X Finally Gave Us Edit Button... And Made It Worse
X (formerly Twitter) added an edit button, but it’s behind a paywall with time limits and public history. Here's what works and what feels broken.
Hey hey,
We all have seen this.
Misspell one word on Instagram, forget a tag on LinkedIn, and post a half-baked thought on Threads. And that's no big deal. We just hit edit, fix it, and move on.
That’s how it works across social media. Make a mistake → Edit → Done.
But that feature wasn't available on Twitter... till very recently.
After years of begging for an edit button, we got it, but at a cost.
Let’s break it down.
Twitter (now X) finally launched the edit button after years of requests from users.
You will now have 60 minutes to edit a tweet. However, the post will have the "Edited" label with edit history. But it's locked behind X Premium as a paid feature.
The feature is hidden behind the three dots on the top right corner of the post. You can make changes and create your tweet's evolution that anyone can see.

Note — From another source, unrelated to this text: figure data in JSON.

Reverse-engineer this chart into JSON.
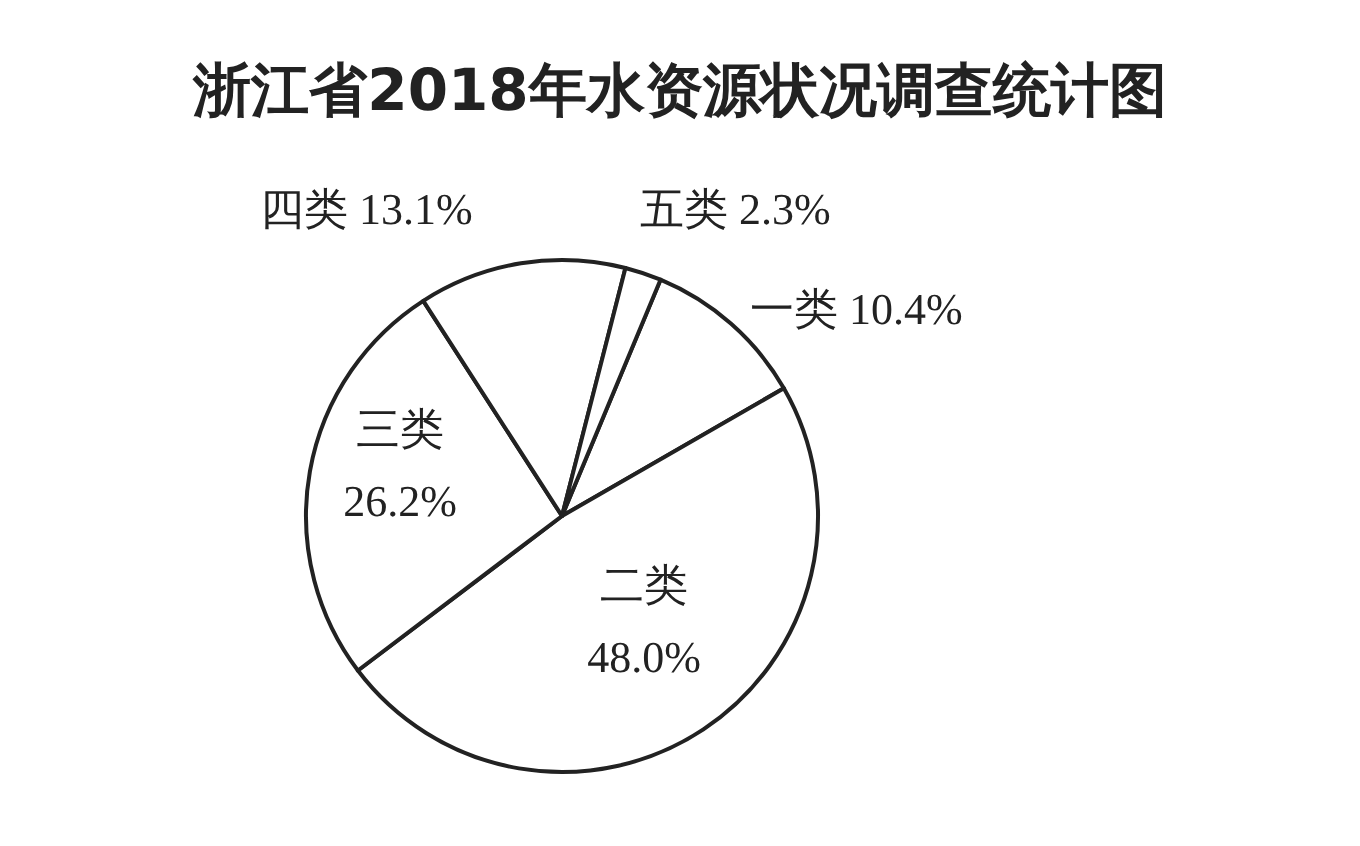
{
  "chart_data": {
    "type": "pie",
    "title": "浙江省2018年水资源状况调查统计图",
    "categories": [
      "一类",
      "二类",
      "三类",
      "四类",
      "五类"
    ],
    "values": [
      10.4,
      48.0,
      26.2,
      13.1,
      2.3
    ],
    "value_labels": [
      "10.4%",
      "48.0%",
      "26.2%",
      "13.1%",
      "2.3%"
    ],
    "colors": [
      "#ffffff",
      "#ffffff",
      "#ffffff",
      "#ffffff",
      "#ffffff"
    ]
  }
}
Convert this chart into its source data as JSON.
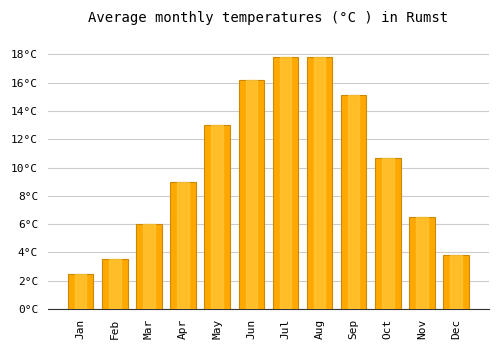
{
  "title": "Average monthly temperatures (°C ) in Rumst",
  "months": [
    "Jan",
    "Feb",
    "Mar",
    "Apr",
    "May",
    "Jun",
    "Jul",
    "Aug",
    "Sep",
    "Oct",
    "Nov",
    "Dec"
  ],
  "temps": [
    2.5,
    3.5,
    6.0,
    9.0,
    13.0,
    16.2,
    17.8,
    17.8,
    15.1,
    10.7,
    6.5,
    3.8
  ],
  "bar_color": "#FFA800",
  "bar_edge_color": "#CC8800",
  "background_color": "#FFFFFF",
  "grid_color": "#CCCCCC",
  "ylim": [
    0,
    19.5
  ],
  "yticks": [
    0,
    2,
    4,
    6,
    8,
    10,
    12,
    14,
    16,
    18
  ],
  "title_fontsize": 10,
  "tick_fontsize": 8,
  "font_family": "monospace"
}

What's Confusing / Annoying / Risky
1. They paywalled the most basic feature ever.
The ability to fix "teh" to "the" costs $8 a month.
Every other platform gives you basic editing for free.
It's like charging people to use the backspace. It feels less like a premium feature and more like holding basic functionality hostage.
2. The edit history creates more drama than it solves.
Now, when someone edits a tweet, everyone rushes to check what they changed. "What did they say originally?!" becomes the new obsession.
Instead of quietly fixing typos, edits become mini news events.
The cure became worse than the disease.
3. 60 minutes is too long and too short.
Too short to fix anything if you are away from your phone.
Too long for people who want to completely change what they said and pretend they never wrote something stupid.
It's the worst of both worlds. Not quick enough for real-time conversation, not permanent enough to prevent bad-faith editing.
But they did one thing right.
They protected the reply context.
They didn't let users rewrite tweets completely that already have replies.
The edit history prevents the classic "why is everyone mad at me for saying 'I love puppies'?" when the original tweet was different.
That would have broken threaded conversations entirely.
What Would You Fix?
If you were running X, how would you redesign the edit feature?
Pricing Strategy: Should basic typo fixes be free, with only major edits requiring premium? Where do you draw that line?
Time Limits: Would you make it shorter (5 minutes for hot takes) or longer (24 hours for thoughtful threads)? Different limits for different tweet types?
Edit Notifications: Should followers get notified when someone edits a tweet they have already seen? How do you balance transparency with spam?
Context Preservation: Would you show the edit diff inline, or keep it hidden behind clicks? How much friction should viewing edit history have?
Final Thoughts
Twitter turned the most-wanted feature into a money grab and somehow made editing tweets feel sketchy.
They optimized for preventing abuse instead of allowing authentic communication. The result is a feature that makes every edit feel suspicious and every typo feel expensive. Instead, here's what they should have shipped.
Free edits for the first 5 minutes, paid edits for longer periods.
No edit history for obvious typos, full history for substantial edits.
Instead, they created a system where fixing "there/their/they're" costs money and makes people suspicious of your motives.
Have you paid for Twitter Blue just to edit tweets? What's the dumbest typo you have left up because editing wasn't worth it?
Roast Twitter's edit feature in the comments!




Edits could have been free like other platforms. But Twitter became X as real information is buried in disinformation. So X is in itself was a Fix to Social Media norms. The premium we pay to change our thought(edit) might look fair. However it could be difficult to clause the minor (the/teh) and major (god/dog) edits behind paywall, if at all exceptions are entertained.